Player Games in split/average fantasy point per game Games out of split/average fantasy points per game Difference in fantasy production
Tony Romo 25 games/18.9 points 57 games/23.2 points 18.5 percent
Philip Rivers 28 games/16.8 points 104 games/20.2 points 17 percent
Ryan Tannehill 12 games/13.5 points 20 games/18.9 points 28.5 percent
Michael Vick 21 games/16.6 points 88 games/19.8 points 16 percent
Josh McCown 11 games/8.9 points 45 games/13.3 points 33 percent
Ben Roethlisberger 50 games/17.6 points 93 games/20 points 12 percent
Andy Dalton 18 games/15.9 points 30 games/23.4 points 32 percent
Carson Palmer 53 games/17 points 85 games/19.1 points 11 percent
Sam Bradford 16 games/15.8 points 33 games/16.7 6.5 percent
Alex Smith 3 games/20.4 points 12 games/20.9 points 2 percent

 

  • Right to the point: Dalton absolutely cooks against non-elite defenses and posts something close to replacement level fantasy production against top-10 pass defenses. This was clearer than ever in 2013, when Dalton went ballistic against the Bills, the Lions, the Vikings — the league’s most generous pass defense — and the Jets, while struggling against a handful of pass units in or near the top-10. I think Dalton, last year’s No. 5 fantasy quarterback, represents a fine value play as the 16th signal caller off the draft board, but he’s to be avoided against teams that defend the pass better than most. Dalton could a streaming quarterback staple if his ADP remains stagnant.
  • Tannehill isn’t even a usable fantasy option against the league’s top-end pass coverage units, posting a paltry 13.5 points in 12 career games against top-10 pass defenses. Tanny avoided a few absolute clunkers in 2013 with two or three touchdown passes in games that saw him fail to crack the 200-yard mark. It’s the fantasy equivalent of lipstick on a big, fat pig, and we should be more than a little wary of Tannehill as anything but a guy we stream against generous secondaries.

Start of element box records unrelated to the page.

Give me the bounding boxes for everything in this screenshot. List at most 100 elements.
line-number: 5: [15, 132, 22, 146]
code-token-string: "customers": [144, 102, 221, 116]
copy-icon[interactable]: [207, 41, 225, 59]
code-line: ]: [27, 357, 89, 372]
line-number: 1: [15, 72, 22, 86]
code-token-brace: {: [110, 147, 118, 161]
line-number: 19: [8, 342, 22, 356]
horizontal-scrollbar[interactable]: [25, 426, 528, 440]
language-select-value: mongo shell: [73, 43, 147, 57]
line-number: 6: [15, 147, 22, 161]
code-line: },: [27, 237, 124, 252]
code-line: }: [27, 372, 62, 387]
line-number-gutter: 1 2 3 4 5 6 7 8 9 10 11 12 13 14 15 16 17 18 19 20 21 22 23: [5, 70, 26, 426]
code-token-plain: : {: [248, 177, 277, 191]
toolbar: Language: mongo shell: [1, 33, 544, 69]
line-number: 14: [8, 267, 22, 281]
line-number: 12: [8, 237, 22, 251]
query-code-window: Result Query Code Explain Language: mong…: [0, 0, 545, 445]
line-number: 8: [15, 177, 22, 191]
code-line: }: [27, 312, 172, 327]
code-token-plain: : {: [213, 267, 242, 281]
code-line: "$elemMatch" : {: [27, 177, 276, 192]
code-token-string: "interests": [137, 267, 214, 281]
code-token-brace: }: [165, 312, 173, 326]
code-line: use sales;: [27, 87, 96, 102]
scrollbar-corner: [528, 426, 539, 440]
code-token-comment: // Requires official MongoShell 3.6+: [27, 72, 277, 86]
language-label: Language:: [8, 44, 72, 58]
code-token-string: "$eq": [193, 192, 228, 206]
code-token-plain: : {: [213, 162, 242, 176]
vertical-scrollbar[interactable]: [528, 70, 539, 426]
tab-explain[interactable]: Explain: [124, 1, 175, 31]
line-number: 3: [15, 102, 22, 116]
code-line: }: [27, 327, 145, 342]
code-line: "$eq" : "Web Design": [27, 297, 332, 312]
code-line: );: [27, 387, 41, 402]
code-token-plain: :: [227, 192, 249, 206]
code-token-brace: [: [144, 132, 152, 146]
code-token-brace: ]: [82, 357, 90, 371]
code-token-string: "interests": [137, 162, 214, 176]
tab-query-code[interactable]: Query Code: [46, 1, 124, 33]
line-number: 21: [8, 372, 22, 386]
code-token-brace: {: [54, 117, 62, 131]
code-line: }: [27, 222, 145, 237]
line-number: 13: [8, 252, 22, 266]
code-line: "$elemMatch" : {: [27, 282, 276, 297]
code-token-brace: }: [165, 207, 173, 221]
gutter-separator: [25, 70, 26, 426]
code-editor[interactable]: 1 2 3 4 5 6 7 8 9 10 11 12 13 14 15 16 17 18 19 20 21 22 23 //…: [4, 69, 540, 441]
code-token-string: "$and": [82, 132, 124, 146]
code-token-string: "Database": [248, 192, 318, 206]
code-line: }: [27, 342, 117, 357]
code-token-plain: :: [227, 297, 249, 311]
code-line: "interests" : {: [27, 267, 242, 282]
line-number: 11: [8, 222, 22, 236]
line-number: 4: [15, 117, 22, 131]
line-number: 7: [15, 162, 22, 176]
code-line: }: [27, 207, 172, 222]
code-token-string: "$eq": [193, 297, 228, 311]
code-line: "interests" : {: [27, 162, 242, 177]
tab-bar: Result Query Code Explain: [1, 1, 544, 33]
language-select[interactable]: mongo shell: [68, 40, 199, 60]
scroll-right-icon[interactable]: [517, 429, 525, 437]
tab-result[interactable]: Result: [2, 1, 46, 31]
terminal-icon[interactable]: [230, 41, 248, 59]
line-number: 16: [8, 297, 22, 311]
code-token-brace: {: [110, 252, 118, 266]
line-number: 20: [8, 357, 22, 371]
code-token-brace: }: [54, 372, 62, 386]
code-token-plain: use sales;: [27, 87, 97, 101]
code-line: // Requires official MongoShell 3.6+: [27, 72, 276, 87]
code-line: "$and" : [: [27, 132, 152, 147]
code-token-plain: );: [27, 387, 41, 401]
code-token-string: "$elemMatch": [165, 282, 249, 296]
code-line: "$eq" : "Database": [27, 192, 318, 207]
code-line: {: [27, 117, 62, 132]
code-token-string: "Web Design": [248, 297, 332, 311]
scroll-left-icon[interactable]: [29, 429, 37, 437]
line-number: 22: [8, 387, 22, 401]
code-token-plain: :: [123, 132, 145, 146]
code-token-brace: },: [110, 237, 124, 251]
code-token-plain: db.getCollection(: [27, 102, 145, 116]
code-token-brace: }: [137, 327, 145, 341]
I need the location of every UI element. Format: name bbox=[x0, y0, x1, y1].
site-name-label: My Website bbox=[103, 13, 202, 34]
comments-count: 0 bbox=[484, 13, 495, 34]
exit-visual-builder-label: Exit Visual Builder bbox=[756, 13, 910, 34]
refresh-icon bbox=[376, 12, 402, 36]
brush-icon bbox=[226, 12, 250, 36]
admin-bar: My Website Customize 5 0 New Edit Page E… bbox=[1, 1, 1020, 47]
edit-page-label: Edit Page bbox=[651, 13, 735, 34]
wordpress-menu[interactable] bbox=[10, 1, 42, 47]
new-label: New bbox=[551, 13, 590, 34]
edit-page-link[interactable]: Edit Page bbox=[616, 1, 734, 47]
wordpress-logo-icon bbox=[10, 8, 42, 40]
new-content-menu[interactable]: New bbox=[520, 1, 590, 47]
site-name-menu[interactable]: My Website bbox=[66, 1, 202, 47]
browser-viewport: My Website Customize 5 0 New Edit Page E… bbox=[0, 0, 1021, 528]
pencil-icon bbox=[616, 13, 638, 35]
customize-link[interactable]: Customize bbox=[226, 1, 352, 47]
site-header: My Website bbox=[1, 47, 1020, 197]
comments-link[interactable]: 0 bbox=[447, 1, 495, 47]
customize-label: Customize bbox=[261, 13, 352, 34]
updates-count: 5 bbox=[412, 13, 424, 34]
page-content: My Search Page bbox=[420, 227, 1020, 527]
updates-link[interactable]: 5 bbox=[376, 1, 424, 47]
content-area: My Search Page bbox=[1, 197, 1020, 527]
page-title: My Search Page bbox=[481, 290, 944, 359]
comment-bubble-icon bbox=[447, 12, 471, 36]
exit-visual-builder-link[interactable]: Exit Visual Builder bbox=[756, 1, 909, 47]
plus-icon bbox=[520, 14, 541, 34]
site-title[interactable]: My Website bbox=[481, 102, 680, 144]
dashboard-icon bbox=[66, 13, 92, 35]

  • I’m encouraged by Palmer’s numbers here, as his 11 percent difference in fantasy production shows that he can be serviceable even in the fiery fantasy football hell mouth that is the NFC West. As the 24th quarterback off the board, Palmer is essentially free. I don’t think there’s any reason to deploy him against most of his NFC West competition though. The Seahawks, who allowed just two top-12 quarterback performances in 2013, help opposing quarterbacks to 8.6 schedule-adjusted points, while the Rams limited signal callers to 11.9 adjusted points per game.
  • Romo’s 18.5-percent difference was a little on the alarming side. He’s included in this analysis because he’s technically a late-round option as the 13th quarterback being taken in mock drafts. I think new offensive coordinator Scott Linehan, who has deep shots incorporated into every single pass play, can make Romo an every-week play in 2014, but it’s worth noting that Romo has a fairly big gap between his splits here.
  • Bradford’s splits are nice and even and…well, stunningly mediocre.